Le corps préfectoral serait frileux à utiliser cet outil ? Mais cette frilosité est le socle de notre République, une et indivisible. Nos principes d’égalité et d’indivisibilité garantissent l’homogénéité des droits et des devoirs. Aucun individu ne peut s’arroger l’exercice de la souveraineté, qui appartient aux citoyens dans leur ensemble. D’où une application de la loi sur l’ensemble du territoire, un et indivisible. Les intérêts privés ne peuvent prendre le pas sur nos fondamentaux.
Les préfets doivent donc appliquer la loi de manière homogène, partout. Ils savent s’adapter aux situations complexes, en conciliant intérêts républicains et locaux. Mais à trop consacrer le droit à la dérogation, c’est la République que nous abîmons.

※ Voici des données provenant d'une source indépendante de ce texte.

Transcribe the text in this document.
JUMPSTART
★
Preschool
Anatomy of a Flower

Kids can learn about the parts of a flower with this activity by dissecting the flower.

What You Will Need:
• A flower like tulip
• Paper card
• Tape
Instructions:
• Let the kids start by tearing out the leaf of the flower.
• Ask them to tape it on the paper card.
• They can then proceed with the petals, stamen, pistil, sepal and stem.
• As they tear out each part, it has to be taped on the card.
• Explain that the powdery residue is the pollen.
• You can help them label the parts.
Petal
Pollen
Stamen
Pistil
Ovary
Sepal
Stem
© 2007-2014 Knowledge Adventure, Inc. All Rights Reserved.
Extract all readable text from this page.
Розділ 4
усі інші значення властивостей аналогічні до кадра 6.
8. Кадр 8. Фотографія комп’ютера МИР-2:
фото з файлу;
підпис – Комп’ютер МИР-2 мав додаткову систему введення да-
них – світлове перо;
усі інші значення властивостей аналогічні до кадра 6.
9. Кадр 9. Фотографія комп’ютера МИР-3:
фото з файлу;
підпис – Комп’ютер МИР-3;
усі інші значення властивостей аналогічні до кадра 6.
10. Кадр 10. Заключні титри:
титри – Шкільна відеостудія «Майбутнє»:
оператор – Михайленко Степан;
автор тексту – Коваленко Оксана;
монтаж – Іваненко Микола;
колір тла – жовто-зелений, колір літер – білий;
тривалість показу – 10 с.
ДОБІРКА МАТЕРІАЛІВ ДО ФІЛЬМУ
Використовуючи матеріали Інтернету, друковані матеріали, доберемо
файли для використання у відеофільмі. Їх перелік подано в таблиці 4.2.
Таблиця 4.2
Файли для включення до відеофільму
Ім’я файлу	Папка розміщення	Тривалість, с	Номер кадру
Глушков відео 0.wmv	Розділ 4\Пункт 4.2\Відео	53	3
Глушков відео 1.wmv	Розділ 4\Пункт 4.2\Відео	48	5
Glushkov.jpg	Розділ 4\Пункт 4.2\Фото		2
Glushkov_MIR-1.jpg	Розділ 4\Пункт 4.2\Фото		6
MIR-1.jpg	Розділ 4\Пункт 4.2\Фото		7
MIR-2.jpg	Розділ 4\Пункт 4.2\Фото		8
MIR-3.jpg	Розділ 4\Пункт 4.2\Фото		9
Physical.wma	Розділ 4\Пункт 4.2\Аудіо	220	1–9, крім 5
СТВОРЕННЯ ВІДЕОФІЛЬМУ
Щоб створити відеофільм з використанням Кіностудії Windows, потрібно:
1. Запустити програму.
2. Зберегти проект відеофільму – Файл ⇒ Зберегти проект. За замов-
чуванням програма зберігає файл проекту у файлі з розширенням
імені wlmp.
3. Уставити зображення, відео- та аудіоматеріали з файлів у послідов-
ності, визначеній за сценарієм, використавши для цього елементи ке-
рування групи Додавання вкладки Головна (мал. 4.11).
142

Cela dit, les collectivités souffrent d’un excès de normes. L’inflation législative va bon train ! On nous propose souvent la solution magique : une nouvelle loi de simplification ou de dérogation. Comme le disait Max Weber, « capitalisme et bureaucratie se sont rencontrés et sont devenus inséparables. » Nous avons construit un système fondé sur la hiérarchie, l’ordre, les règles et les procédures. Enfermés dans cette logique, nous ne créons que davantage de normes. La présente proposition de loi ne déroge pas à la règle, avec de nouvelles exceptions.
Résultat : nous agissons au détriment de l’intérêt commun. Les collectivités, toujours plus pauvres, ont recours à des conseils pour comprendre la norme. Le groupe CRCE-Kanaky lutte contre l’hyperspécialisation des collectivités territoriales, car la disparition de la compétence générale a laissé place à des règles complexes et indigestes. Les compétences de nos collectivités doivent être redéfinies de manière logique, cohérente et humaine.
Nous voterons donc contre ce texte, qui aggrave le problème et qui continue d’enfoncer nos collectivités dans une bureaucratie libérale complexe, sans accompagnement.